Dramatherapy for older adults

This video below, produced by the UK company Roundabout, explores the use of dramatherapy for older adults. Many people are in fact often surprised to learn that dramatherapy can be beneficial to adults as well as to children. Dramatherapists work, in a one-to-one setting or with groups, with people across the life spectrum – from infancy right through the last moments of life.  Of course this is done in an age-appropriate way that adapts creative tasks to the needs of the client.

Through the use of stories, movement, rhythm, voice-work, improvisation and dramatic games, and engaging in a reflective process with the therapist, people can be supported to make meaning of their lives, as well as to see things from a different perspective that can be supportive to them to find solutions where they may be feeling stuck.


What is dramatherapy from Roundabout on Vimeo.

Dramatherapy supports adults in older age to express emotions, explore challenges and make meaningful connections through creative expression.
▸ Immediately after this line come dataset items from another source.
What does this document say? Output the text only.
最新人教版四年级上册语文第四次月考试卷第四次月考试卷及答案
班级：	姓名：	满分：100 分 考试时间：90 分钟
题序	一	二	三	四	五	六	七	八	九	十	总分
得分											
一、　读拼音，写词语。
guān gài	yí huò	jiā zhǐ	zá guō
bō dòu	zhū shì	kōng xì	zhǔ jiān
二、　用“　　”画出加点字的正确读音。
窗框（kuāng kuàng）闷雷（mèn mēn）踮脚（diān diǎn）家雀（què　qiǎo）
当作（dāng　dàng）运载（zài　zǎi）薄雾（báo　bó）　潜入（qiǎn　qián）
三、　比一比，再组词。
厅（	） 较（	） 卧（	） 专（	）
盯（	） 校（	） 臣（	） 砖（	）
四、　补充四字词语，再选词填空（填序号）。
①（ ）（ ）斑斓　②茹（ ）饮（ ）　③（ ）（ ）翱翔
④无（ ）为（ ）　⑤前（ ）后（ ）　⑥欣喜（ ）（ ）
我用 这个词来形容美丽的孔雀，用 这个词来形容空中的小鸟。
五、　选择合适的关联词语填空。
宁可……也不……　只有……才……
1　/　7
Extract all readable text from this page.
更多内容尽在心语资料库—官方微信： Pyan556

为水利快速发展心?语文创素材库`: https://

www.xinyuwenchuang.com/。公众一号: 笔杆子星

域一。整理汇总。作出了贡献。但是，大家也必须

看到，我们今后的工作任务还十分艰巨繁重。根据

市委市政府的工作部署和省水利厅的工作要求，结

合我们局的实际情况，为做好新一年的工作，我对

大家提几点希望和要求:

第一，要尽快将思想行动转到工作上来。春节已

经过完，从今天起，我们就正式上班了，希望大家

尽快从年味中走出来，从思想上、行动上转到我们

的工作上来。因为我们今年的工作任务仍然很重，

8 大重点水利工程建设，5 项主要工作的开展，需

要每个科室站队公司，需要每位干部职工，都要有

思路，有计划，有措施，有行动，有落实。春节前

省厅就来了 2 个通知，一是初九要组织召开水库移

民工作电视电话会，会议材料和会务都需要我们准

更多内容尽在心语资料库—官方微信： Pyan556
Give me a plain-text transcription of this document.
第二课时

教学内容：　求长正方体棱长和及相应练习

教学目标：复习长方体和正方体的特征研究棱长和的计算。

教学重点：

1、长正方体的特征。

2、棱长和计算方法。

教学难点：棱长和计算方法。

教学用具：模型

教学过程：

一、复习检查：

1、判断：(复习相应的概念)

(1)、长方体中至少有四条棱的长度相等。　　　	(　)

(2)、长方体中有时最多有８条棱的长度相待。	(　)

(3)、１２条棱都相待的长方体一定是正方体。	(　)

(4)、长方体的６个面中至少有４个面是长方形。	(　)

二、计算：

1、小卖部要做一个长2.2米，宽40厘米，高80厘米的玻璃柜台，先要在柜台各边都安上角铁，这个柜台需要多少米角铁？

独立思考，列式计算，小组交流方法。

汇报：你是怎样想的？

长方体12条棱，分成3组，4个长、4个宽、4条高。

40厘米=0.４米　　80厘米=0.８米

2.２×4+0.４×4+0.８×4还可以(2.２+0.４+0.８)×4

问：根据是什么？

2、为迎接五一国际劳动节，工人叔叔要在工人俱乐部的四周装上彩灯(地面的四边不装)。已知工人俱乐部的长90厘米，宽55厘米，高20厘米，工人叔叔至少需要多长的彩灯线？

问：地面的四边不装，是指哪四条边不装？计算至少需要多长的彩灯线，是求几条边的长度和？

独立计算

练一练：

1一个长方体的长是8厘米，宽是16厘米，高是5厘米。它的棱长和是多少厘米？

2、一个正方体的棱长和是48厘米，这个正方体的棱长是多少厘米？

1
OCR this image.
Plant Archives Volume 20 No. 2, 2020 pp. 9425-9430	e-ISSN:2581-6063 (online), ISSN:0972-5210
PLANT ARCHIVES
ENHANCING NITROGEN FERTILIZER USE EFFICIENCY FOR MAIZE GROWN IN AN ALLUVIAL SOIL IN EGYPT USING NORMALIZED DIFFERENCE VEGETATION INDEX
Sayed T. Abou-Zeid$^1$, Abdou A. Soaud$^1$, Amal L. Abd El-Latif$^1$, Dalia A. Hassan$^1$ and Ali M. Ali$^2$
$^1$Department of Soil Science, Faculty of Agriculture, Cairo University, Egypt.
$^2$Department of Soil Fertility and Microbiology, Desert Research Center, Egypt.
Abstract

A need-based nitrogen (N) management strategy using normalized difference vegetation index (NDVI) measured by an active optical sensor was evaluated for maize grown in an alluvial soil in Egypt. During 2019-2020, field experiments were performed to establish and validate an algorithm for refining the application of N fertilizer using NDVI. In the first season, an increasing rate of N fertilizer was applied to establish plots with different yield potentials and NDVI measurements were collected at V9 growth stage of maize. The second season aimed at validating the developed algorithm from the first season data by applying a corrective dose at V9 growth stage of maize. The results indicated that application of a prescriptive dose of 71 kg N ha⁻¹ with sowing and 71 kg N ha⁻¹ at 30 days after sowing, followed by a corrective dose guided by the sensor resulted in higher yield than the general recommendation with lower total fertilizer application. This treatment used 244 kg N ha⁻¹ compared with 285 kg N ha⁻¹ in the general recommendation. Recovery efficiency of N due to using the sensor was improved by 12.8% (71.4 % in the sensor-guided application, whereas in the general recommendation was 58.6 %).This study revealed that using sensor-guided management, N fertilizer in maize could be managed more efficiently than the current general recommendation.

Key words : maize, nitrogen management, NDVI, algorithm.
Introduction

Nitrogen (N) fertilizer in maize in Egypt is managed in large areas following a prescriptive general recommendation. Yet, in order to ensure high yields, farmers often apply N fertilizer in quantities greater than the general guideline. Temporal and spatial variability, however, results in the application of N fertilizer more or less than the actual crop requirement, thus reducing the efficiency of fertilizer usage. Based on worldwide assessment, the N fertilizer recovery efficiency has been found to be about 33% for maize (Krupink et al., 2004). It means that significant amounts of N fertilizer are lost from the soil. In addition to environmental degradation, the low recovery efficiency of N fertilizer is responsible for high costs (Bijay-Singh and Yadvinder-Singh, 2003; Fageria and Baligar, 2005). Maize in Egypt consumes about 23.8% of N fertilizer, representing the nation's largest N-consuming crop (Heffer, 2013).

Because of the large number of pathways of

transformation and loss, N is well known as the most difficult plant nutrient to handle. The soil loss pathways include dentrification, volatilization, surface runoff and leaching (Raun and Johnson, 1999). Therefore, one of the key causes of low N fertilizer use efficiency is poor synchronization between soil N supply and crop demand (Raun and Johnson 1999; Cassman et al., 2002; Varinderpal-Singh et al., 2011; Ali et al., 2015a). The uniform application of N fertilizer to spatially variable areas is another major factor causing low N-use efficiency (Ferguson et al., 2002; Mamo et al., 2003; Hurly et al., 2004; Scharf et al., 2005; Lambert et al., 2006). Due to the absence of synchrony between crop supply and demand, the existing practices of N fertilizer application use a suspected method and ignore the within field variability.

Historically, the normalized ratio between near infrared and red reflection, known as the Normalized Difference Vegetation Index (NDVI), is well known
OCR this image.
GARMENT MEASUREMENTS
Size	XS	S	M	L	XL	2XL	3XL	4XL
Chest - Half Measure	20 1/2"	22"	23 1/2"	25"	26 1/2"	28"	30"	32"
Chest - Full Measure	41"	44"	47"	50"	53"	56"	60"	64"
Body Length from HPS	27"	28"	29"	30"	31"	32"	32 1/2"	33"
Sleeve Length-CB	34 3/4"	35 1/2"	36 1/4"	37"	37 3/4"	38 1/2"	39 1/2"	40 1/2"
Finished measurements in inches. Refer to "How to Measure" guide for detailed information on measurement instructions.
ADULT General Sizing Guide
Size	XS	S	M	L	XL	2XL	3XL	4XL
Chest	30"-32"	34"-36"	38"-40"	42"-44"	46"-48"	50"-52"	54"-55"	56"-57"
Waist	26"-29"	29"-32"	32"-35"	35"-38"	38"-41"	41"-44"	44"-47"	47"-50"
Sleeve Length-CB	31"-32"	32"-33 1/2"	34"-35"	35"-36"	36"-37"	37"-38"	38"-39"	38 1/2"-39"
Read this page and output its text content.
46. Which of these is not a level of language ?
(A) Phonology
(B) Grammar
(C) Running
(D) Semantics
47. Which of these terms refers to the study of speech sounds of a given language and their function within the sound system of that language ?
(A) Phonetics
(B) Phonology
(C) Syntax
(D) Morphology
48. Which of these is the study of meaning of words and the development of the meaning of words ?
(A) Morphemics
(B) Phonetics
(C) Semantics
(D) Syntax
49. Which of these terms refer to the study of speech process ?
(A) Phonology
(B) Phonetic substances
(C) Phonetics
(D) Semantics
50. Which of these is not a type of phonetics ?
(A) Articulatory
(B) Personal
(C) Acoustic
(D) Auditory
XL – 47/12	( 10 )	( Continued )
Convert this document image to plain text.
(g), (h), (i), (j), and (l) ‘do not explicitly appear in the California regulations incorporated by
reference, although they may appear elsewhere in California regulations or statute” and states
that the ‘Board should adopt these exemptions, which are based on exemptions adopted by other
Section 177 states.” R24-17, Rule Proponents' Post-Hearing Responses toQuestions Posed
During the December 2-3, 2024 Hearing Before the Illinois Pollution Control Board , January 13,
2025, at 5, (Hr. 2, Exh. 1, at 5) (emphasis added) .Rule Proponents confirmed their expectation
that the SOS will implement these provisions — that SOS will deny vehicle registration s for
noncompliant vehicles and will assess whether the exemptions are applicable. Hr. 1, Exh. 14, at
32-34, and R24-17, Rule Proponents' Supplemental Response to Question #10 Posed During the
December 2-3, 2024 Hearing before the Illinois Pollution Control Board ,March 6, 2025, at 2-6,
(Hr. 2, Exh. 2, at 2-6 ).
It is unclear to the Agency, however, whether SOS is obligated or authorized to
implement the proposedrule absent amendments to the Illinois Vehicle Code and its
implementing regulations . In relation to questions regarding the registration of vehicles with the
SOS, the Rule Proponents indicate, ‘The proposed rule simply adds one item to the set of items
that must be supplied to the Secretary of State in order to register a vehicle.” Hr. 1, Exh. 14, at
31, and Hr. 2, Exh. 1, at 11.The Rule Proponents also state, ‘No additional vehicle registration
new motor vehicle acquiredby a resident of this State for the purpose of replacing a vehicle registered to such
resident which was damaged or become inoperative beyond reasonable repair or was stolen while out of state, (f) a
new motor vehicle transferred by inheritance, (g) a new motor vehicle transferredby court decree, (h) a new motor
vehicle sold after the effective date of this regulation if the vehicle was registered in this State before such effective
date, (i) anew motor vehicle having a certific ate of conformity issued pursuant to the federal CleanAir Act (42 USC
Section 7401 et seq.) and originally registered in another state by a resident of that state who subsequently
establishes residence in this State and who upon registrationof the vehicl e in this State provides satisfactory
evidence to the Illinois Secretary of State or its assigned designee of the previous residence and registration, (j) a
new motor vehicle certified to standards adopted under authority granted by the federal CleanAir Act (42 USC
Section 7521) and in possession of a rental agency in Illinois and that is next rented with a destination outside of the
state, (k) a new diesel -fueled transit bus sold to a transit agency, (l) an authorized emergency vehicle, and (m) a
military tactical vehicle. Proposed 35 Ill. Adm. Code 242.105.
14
Often people in the later stages of life are adapting to life changing circumstances; finding a new way of being in their life, and their identity; adapting to physical changes, and coping with changing degrees of independence. They may be struggling with different forms of loss such as the loss of life partners, loss of independence, and the loss of purpose. They may be looking to make peace and reconcile themselves with aspects of their lives that may be disturbing them. They may be looking to find self-worth in their current moment in life, as well as connecting with the worth of the lives they have lived and are living – to accept who they have been, and to find meaning in who they are still becoming.

A lot of work engaging older adults is done supporting them to look back on their lives; dramatherapy focuses on the present moment and supports people to connect with who they are now. Dramatherapy works also through non-verbal media and therefore can betherapeutically supportive to people who are not able to engage in verbal or reflective processes.

Dramatherapy offers a meaningful, positive and creative space to meet and explore these themes through the relationship with the therapist and, in group therapy, with other group members.

In a group setting, people can find support from listening to and sharing with other people who may share a similar story, and to form new and enriching connections. In a one-to-one setting, a person may be further supported to explore themes at a deeper level through feeling safe within the confidential and empathic context of the relationship with the therapist.